Evolving the Data Solution Landscape
What does your next data project look like? What resources will be required to get the data ready for the application or analytic solution you are building? Do you have the IT staff required to set up and support the ongoing management of the data platform? Often, the time required to address these questions takes longer than originally predicted and the work of solving the business need that inspired the project is mired behind tactical requirements such as these. Because the number of data sources and the volume of data produced by those sources is growing, the challenge of data management is only going to increase over time.

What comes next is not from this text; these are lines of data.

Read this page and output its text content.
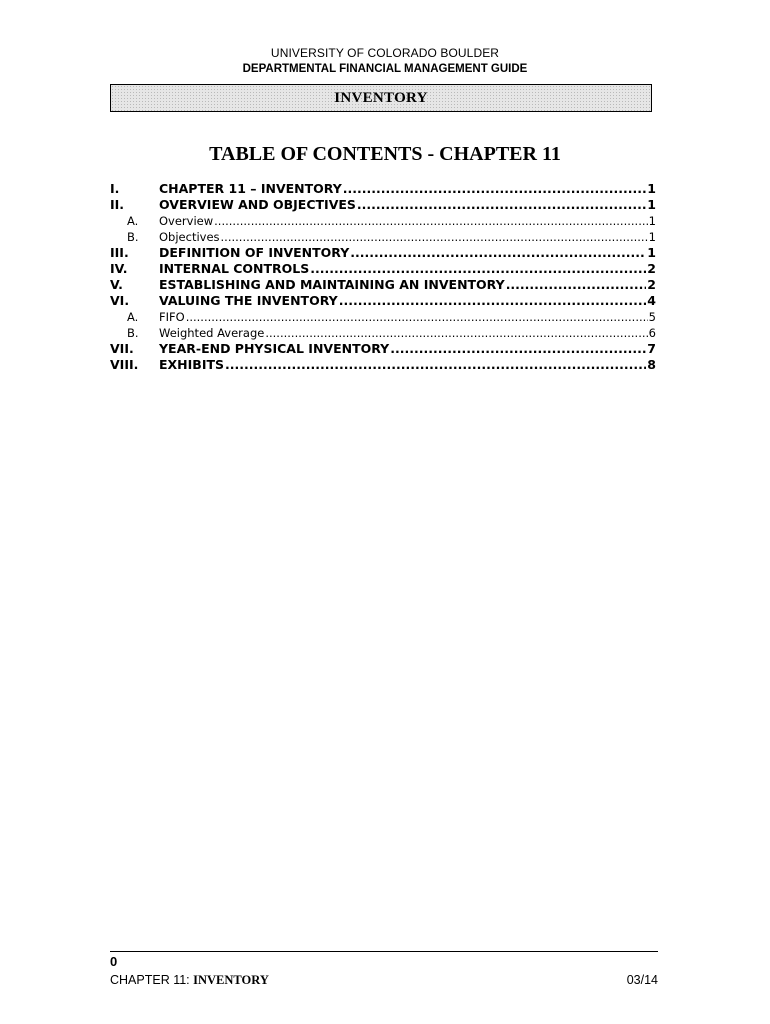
UNIVERSITY OF COLORADO BOULDER
DEPARTMENTAL FINANCIAL MANAGEMENT GUIDE
INVENTORY
TABLE OF CONTENTS - CHAPTER 11
I.	CHAPTER 11 – INVENTORY .....	1
II.	OVERVIEW AND OBJECTIVES .....	1
A.	Overview .....	1
B.	Objectives .....	1
III.	DEFINITION OF INVENTORY .....	1
IV.	INTERNAL CONTROLS .....	2
V.	ESTABLISHING AND MAINTAINING AN INVENTORY .....	2
VI.	VALUING THE INVENTORY .....	4
A.	FIFO .....	5
B.	Weighted Average .....	6
VII.	YEAR-END PHYSICAL INVENTORY .....	7
VIII.	EXHIBITS .....	8
0
CHAPTER 11: INVENTORY	03/14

Having access to a dynamic data platform will be essential to keep up with the onslaught of data from old and new sources. The scope of data required to obtain timely, deep insight into today’s housing industry is expanding
The proliferation of data generated by both traditional real estate documents and other taxing authorities, as well as more recent entrants to the scene, including Internet of Things (IoT) sources, along with numerous third-party sources, national and local levels of government, environmental, and administrative data such as permits and local use rules that contribute to the universe of data which directly or indirectly impacts the U.S. housing market. IoT sources are evolving rapidly and include home automation, utility telemetry, communication device wearables, and other web-enabled devices yet to even be considered
This documentation is intended for data-oriented readers, including data analysts, application developers, and database developers. It assumes that the reader has familiarity with SQL tools such as Microsoft’s SQL Server Management Studio or similar tools.

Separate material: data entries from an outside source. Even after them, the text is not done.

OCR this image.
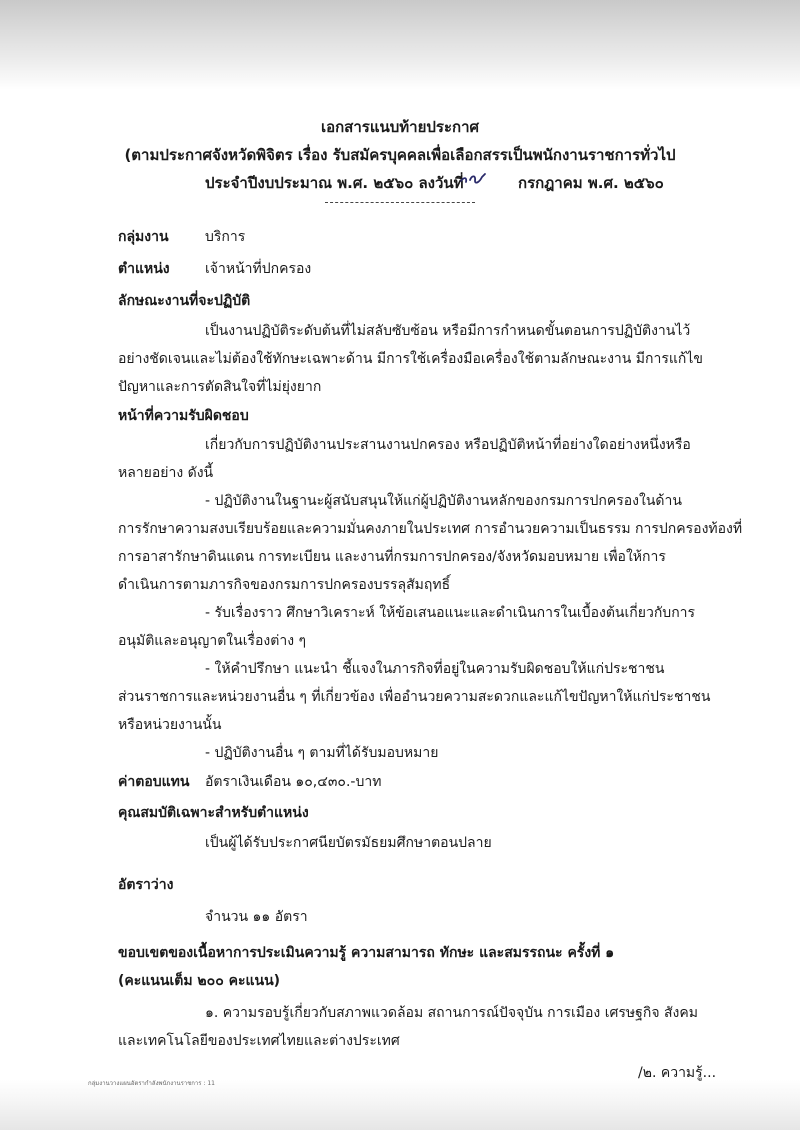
เอกสารแนบท้ายประกาศ
(ตามประกาศจังหวัดพิจิตร เรื่อง รับสมัครบุคคลเพื่อเลือกสรรเป็นพนักงานราชการทั่วไป
ประจำปีงบประมาณ พ.ศ. ๒๕๖๐ ลงวันที่	กรกฎาคม พ.ศ. ๒๕๖๐
กลุ่มงาน	บริการ
ตำแหน่ง	เจ้าหน้าที่ปกครอง
ลักษณะงานที่จะปฏิบัติ
เป็นงานปฏิบัติระดับต้นที่ไม่สลับซับซ้อน หรือมีการกำหนดขั้นตอนการปฏิบัติงานไว้
อย่างชัดเจนและไม่ต้องใช้ทักษะเฉพาะด้าน มีการใช้เครื่องมือเครื่องใช้ตามลักษณะงาน มีการแก้ไข
ปัญหาและการตัดสินใจที่ไม่ยุ่งยาก
หน้าที่ความรับผิดชอบ
เกี่ยวกับการปฏิบัติงานประสานงานปกครอง หรือปฏิบัติหน้าที่อย่างใดอย่างหนึ่งหรือ
หลายอย่าง ดังนี้
- ปฏิบัติงานในฐานะผู้สนับสนุนให้แก่ผู้ปฏิบัติงานหลักของกรมการปกครองในด้าน
การรักษาความสงบเรียบร้อยและความมั่นคงภายในประเทศ การอำนวยความเป็นธรรม การปกครองท้องที่
การอาสารักษาดินแดน การทะเบียน และงานที่กรมการปกครอง/จังหวัดมอบหมาย เพื่อให้การ
ดำเนินการตามภารกิจของกรมการปกครองบรรลุสัมฤทธิ์
- รับเรื่องราว ศึกษาวิเคราะห์ ให้ข้อเสนอแนะและดำเนินการในเบื้องต้นเกี่ยวกับการ
อนุมัติและอนุญาตในเรื่องต่าง ๆ
- ให้คำปรึกษา แนะนำ ชี้แจงในภารกิจที่อยู่ในความรับผิดชอบให้แก่ประชาชน
ส่วนราชการและหน่วยงานอื่น ๆ ที่เกี่ยวข้อง เพื่ออำนวยความสะดวกและแก้ไขปัญหาให้แก่ประชาชน
หรือหน่วยงานนั้น
- ปฏิบัติงานอื่น ๆ ตามที่ได้รับมอบหมาย
ค่าตอบแทน อัตราเงินเดือน ๑๐,๔๓๐.-บาท
คุณสมบัติเฉพาะสำหรับตำแหน่ง
เป็นผู้ได้รับประกาศนียบัตรมัธยมศึกษาตอนปลาย
อัตราว่าง
จำนวน ๑๑ อัตรา
ขอบเขตของเนื้อหาการประเมินความรู้ ความสามารถ ทักษะ และสมรรถนะ ครั้งที่ ๑
(คะแนนเต็ม ๒๐๐ คะแนน)
๑. ความรอบรู้เกี่ยวกับสภาพแวดล้อม สถานการณ์ปัจจุบัน การเมือง เศรษฐกิจ สังคม
และเทคโนโลยีของประเทศไทยและต่างประเทศ
/๒. ความรู้...
กลุ่มงานวางแผนอัตรากำลังพนักงานราชการ : 11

Data Solutions Success Factors – The Ability to Solve for “N”
What constitutes a successful data project? Often, success is defined as the ability to obtain actionable insights for your business by answering questions such as; where can I acquire my next customer or how do I run a more efficient operation? The application of machine learning to data projects has opened a new frontier of questions, shifting from looking at past results of the “who has” variety to the much more powerful predictive consideration of “who will”. The more sophisticated the questions and resulting predictions become, the more robust and flexible the data platform needs to be in order to keep up with not just the changes of focus during a project, but the data platform must be flexible to be able to accommodate the varying workload and facilitate access to the tools and people needed to execute the project. To be able to solve the questions in an ever-expanding landscape of data with more unknowns likely at the onset of an initiative, organizations should consider the following when building a solution:
1. Data is Not Enough: Data for the sake of data is nothing but digital noise. The business world is drowning in a growing tidal wave of data, but the value is realized only when data is applied as information for the business. The ability of the team to focus on the business outcomes of the project and ensure the right questions are being asked is vital to the success of the project.
2. Data Quality and Currency: Sourcing, loading, cleansing, and keeping data updated for an analytic solution requires more effort than is often realized. Having clean, updated data ready to go in the ATTOM Cloud database removes the burden of collecting and curating your own data.
3. Connect the Possibilities: The ability to integrate data sources seamlessly upon a platform to facilitate correlation between previously disparate data sets. This capacity is greatly enhanced by the functionality available on cloud platforms as machine learning has been democratized so that the power of sophisticated algorithmic processing is no longer only for the data science elite.
4. Collaboration: Whether internally amongst team members or across organizations, solving complicated problems can require a diverse team. Having a single workspace for the team to work in is a critical success factor.
5. Partnerships: Organizations are shifting from monolithic systems on their own infrastructure to applications and platforms hosted by technology partners.